Ridgeway Snr, like his son, communes with the spirit of the dead matriarch, pondering if he’s the right person to teach their son, who has anger in him, to allow the Spirit to come to him, not to reach out and try to squeeze it in his hands. At what cost will that lesson be learned, if it is ever learned at all? In town, Ridgeway, after trying and failing to buy a coat on his father’s store credit, spots a slave catcher named Chandler on the hunt for a runaway and offers to help him, being that he knows that land so well. Is this his first encounter with such a man, or has he been fascinated with the profession for longer? It’s hard to say. Either way, there’s a sense of admiration in Ridgeway’s eyes that we have never seen in the gaze he levels at his father. In the woods with the patrollers, Ridgeway finds the slave trying to shush his infant son, and clubs him from behind with a thick tree branch.

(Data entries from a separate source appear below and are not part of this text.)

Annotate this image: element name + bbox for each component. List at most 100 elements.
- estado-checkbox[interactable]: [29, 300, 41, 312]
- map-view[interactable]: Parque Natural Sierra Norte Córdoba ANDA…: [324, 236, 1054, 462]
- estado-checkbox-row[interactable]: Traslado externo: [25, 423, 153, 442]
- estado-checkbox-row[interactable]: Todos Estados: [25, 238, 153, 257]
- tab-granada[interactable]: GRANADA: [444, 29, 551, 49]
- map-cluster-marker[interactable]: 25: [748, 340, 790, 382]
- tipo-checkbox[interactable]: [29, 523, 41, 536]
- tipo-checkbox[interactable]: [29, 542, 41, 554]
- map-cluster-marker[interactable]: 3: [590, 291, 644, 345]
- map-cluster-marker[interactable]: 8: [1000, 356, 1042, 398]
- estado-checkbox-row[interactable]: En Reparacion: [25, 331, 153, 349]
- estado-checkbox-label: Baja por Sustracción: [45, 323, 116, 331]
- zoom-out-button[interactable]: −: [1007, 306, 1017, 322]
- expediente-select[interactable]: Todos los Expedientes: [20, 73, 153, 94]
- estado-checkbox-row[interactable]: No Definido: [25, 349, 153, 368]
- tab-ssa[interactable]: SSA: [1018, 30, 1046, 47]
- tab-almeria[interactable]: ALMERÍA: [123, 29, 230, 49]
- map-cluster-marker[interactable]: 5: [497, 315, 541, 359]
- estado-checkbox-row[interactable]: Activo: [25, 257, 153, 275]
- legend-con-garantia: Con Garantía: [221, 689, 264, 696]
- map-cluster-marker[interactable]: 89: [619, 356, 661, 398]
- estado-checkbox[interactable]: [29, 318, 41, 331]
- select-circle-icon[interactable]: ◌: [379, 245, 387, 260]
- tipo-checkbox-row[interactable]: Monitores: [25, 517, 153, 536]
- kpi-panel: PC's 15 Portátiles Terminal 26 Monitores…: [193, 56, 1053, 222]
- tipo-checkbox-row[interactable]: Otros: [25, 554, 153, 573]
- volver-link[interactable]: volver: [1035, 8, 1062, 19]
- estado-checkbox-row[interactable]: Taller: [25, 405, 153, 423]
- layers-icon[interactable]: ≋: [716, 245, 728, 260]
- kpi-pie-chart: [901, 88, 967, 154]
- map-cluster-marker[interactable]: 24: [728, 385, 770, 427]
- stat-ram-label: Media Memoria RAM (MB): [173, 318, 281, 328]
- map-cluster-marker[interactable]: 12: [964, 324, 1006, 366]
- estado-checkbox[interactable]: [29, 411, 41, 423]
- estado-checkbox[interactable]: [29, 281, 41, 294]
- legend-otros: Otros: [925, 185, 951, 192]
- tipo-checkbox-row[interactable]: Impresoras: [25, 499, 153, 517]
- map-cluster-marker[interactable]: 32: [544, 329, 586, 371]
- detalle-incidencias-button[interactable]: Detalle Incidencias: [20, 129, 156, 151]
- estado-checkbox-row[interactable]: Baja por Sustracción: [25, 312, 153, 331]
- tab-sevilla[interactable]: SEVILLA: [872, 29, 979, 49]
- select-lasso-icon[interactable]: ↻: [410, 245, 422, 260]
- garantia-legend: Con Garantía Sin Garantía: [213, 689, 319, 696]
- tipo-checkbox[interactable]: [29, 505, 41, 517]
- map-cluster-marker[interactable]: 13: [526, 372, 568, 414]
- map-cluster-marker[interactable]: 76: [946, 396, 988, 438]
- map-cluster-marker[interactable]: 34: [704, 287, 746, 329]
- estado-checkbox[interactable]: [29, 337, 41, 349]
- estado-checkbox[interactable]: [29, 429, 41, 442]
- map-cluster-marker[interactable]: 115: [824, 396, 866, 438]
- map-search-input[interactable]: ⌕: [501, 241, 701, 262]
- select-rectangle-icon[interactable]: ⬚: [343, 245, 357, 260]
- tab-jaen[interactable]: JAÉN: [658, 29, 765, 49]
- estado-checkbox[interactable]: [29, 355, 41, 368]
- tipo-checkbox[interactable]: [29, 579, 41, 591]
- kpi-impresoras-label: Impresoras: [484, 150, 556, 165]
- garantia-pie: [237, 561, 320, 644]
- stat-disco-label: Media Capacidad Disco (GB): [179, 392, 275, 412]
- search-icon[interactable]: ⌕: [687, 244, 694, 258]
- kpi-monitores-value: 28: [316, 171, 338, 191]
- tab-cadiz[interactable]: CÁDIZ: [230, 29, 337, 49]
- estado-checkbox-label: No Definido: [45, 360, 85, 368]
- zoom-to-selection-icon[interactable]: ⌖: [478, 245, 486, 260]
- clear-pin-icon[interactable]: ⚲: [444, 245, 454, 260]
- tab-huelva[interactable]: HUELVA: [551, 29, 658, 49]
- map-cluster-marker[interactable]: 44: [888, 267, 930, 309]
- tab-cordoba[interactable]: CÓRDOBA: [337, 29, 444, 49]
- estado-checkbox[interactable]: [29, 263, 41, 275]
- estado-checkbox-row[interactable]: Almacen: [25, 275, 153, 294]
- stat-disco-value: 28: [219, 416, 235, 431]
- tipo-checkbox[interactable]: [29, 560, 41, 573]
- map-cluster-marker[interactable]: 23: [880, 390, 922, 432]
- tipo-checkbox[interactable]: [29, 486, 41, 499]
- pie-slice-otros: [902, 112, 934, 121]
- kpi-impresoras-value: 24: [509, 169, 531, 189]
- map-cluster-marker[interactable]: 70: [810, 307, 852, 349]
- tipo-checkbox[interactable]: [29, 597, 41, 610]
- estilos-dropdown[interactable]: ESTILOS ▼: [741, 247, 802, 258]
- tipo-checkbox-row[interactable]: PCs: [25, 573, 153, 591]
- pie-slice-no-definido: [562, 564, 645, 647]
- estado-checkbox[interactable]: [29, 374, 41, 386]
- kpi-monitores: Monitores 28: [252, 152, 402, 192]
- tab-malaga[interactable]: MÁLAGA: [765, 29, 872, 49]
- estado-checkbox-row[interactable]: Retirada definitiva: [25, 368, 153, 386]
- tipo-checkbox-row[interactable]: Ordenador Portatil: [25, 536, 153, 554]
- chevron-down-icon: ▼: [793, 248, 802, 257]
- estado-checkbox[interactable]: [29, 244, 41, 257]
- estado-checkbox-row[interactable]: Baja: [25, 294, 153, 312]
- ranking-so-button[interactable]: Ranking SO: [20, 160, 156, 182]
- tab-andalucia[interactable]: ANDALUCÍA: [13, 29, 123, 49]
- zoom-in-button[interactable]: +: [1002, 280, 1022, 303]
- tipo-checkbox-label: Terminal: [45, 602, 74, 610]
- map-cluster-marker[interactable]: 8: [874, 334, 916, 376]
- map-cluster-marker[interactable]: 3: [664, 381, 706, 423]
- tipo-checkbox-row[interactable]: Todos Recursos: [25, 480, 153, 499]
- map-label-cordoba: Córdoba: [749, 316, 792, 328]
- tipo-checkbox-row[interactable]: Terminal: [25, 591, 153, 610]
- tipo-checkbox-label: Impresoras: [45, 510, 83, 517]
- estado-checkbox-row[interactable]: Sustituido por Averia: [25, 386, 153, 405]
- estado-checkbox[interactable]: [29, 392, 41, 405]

But in the eyes of the man’s son, Ridgeway sees something. “When they’re little like that, it’s easy to forget the difference,” Chandler tells him. He plans to sell “it” off, a pronoun that Ridgeway takes issue with. But not enough to refuse Chandler’s payment, which he uses to buy that coat he wanted.

Emboldened by his experiences in The Underground Railroad episode 4, Ridgeway suggests to his father that perhaps now is the time to buy a few slaves, a more cost-efficient way to meet orders than hiring freedmen. Perhaps this, he suggests, is the real great spirit. “If you’re supposed to be free, you’re free. And if you’re in chains, you’re a n*gger”. Ridgeway rounds on Annie, who works for his father, whose cooking he is eating at that very moment, asking her what she thinks of the slaves who have not earned their freedom, who flee from their duties to their masters. Throughout the conversation, the camera takes in Annie’s expression, and hers alone. She doesn’t seem particularly free to me.

That night, Ridgeway tries to give his father the coat he bought, but a man like him has no use for such finery. He’s unmoved when Ridgeway says he already has a coat just like it. “Well look at you, son. Two coats. That’s a mighty fine thing.” It’s such a fearsomely patronizing remark that Ridgeway has no choice but to walk away in disgrace, fancy coat and all.